Characterisation of a novel antigen presenting cell
Antigen presentation is crucial for generating an immune response. It is responsible for initiating full-blown immunity leading to antigen eradication, as well as the tolerogenic deletion of antigen-reactive lymphocytes for life. With such an important role, a high priority must be placed on determining how antigen presentation leads to such disparate outcomes.
Dendritic cells are regarded as the most important population of antigen presenting cells with numerous sub-populations having distinct functional capabilities. Given the potential to use dendritic cells as immunotherapy vectors, an in-depth understanding of all dendritic cell subtypes, and how they function, is of great importance.
We have recently identified a novel antigen presenting cell population in murine spleen with high capacity to cross-present antigen to CD8+ T cells. These cells resemble a myeloid dendritic-like cell that we can generate from progenitors in spleen tissues in in vitro long-term cultures and appear to be an in vivo equivalent of these cells. Preliminary evidence has shown that this cell type expresses dendritic cell markers and functions, being CD80/86+, CD11c+, CD11b+ and highly endocytic. However, they are unusual in that they only weakly express MHC-Class II and are very poor stimulators of CD4+ T cells. Both LTC-DC and their in vivo counterpart have high capacity to stimulate CD8+ T cells, particularly upon exposure to ‘danger’ signals. They are also functionally and phentoypically distinct from monocytes, and the known conventional and plasmacytoid DC subsets.

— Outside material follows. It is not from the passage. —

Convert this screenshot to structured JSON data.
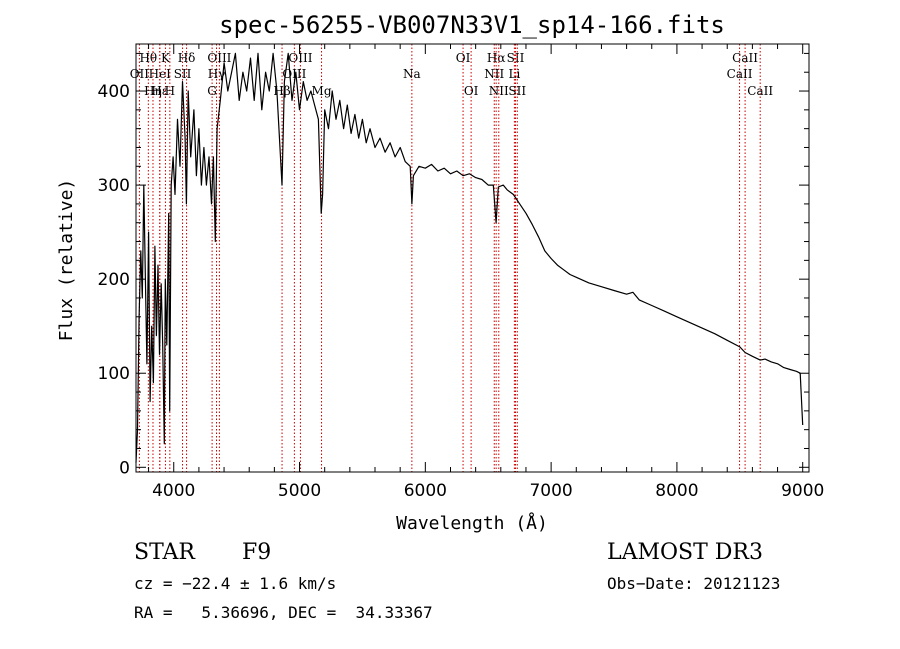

This led us to the hypothesis that this novel APC subset was positioned to have ready access to blood-borne antigen, and may play a unique role in antigen cross-presentation to CD8+ T cells and in T-independent B cell immunity.
The overall aim of this project is to characterise these cells more fully in relation to other known DC and myeloid cell types. We are investigating the capacity of these cells to activate T cell immunity and are investigating whether they participate in T-independent B cell immunity.